Methods: Two novel approaches for automatic rib number labelling were proposed and evaluated: a pre-trained deep learning model named TotalSegmentator and a custom-developed nnUNet. Additionally, three nnDetection models were developed based on multi-centre data for the automatic detection of fractures and the classification of their type, displacement, and location. The performance of DCRibFrac v2.0 was evaluated. Finally, an external validation was conducted to assess the generalizability and robustness of DCRibFrac v2.0.
Results: For the development and evaluation of DCRibFrac v2.0 a total of 170 patients were included. The custom-developed nnUNet was the best-performing method for rib number labelling, correctly labelling 95.5% of all ribs and 98.4% of fractured ribs in 30 patients. On the internal test set, DCRibFrac v2.0 achieved a detection sensitivity of 80%, a precision of 87%, and an F1 score of 83%, with a mean FPPS (false positives per scan) rate of 1.11. Classification sensitivity varied across fracture types, with the lowest being 25% for complex fractures and the highest being 97% for posterior fractures. The correct rib number was assigned to 94% of the detected fractures. The detection and classification performance on the external validation dataset was slightly better, with a fracture detection sensitivity of 84%, precision of 85%, F1 score of 84%, FPPS of 0.96 and 95% of the fractures assigned the correct rib number.

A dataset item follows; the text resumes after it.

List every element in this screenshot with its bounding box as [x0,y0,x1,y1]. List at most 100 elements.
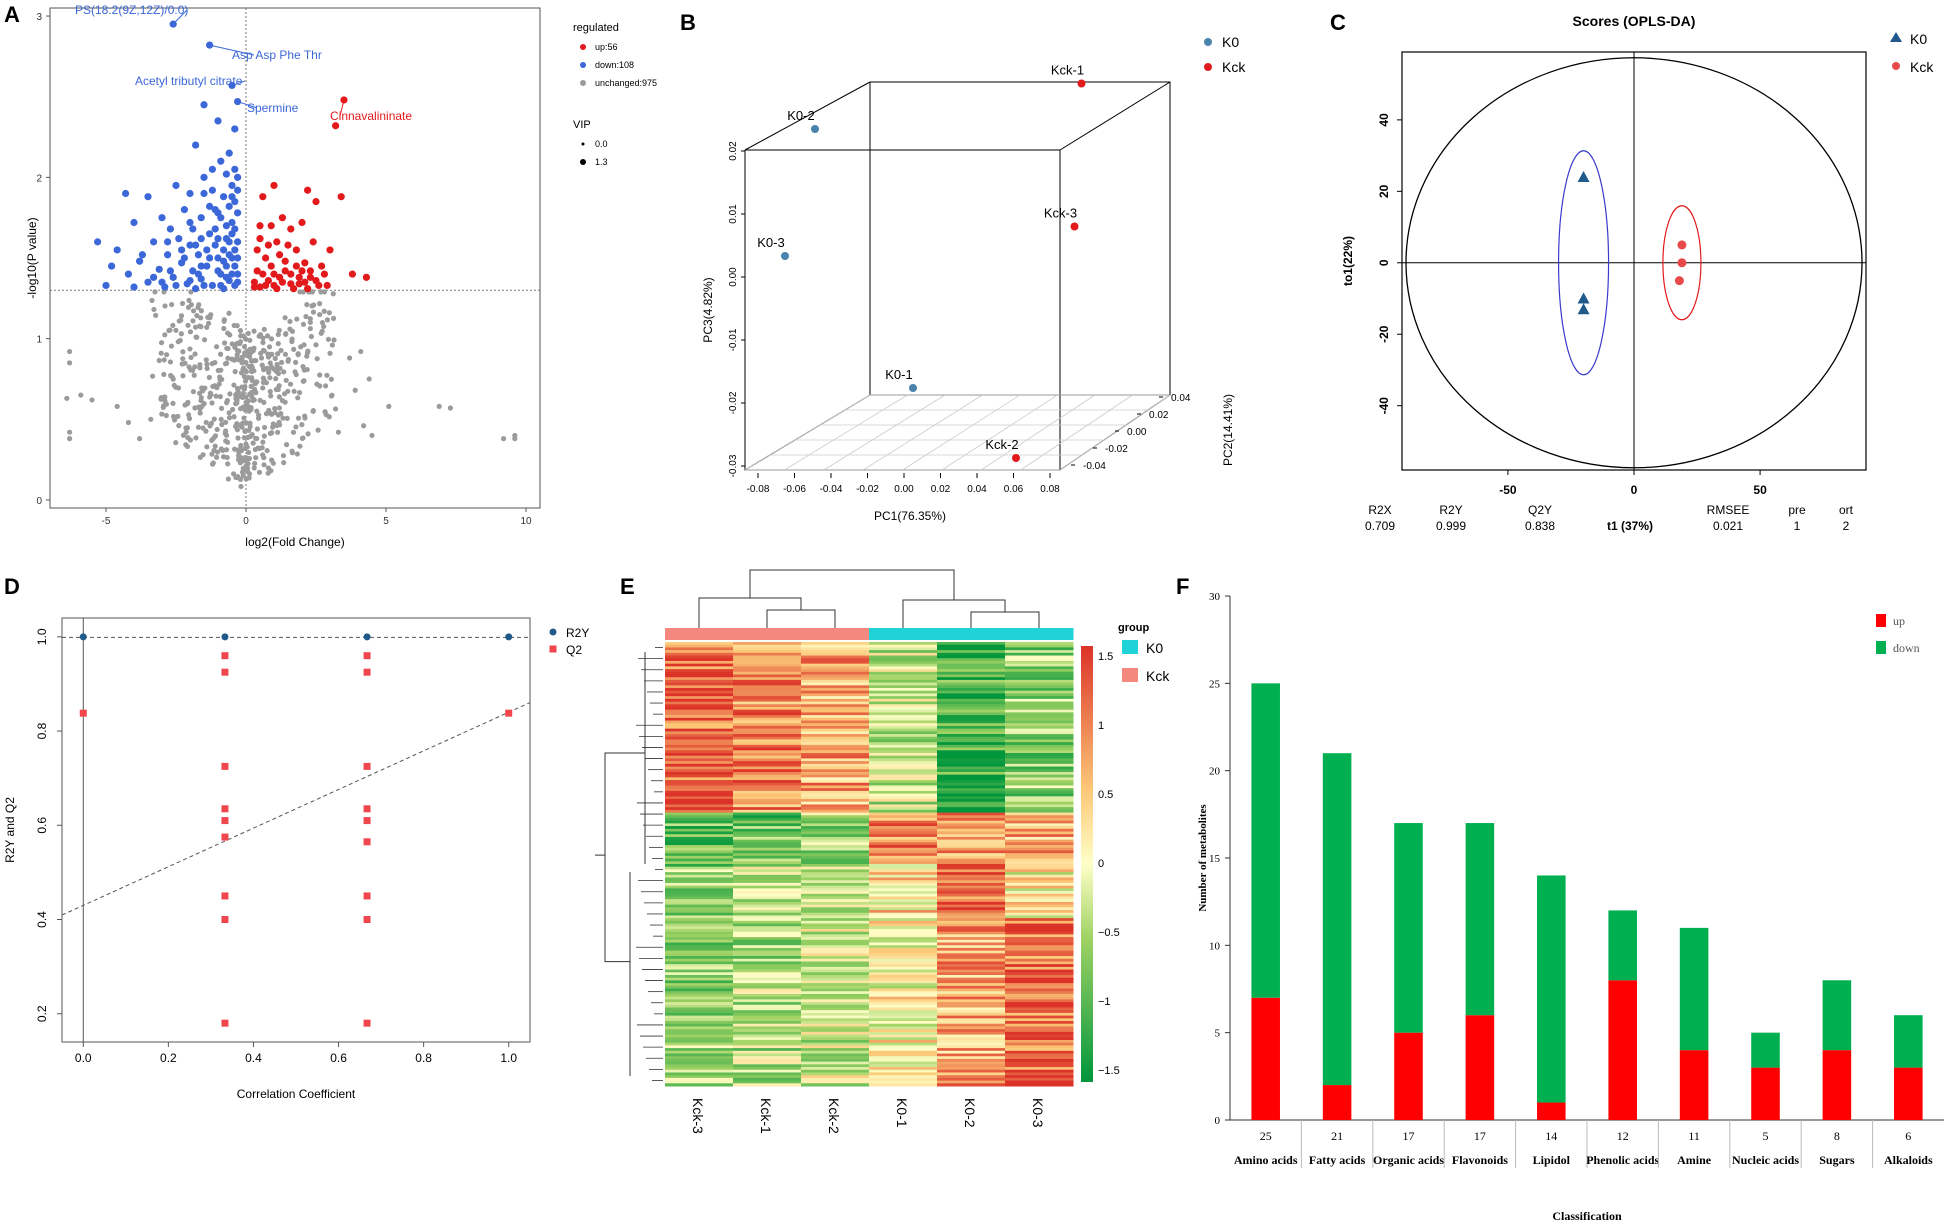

Conclusion: The developments resulting in DCRibFrac v2.0 have improved the automatic detection and classification of rib fractures, with particular advancements in rib number labelling performance and detection precision. These improvements are important steps towards establishing a more accurate and standardised method for rib fracture assessment, which could enhance clinical decision-making and improve patient outcomes in trauma care.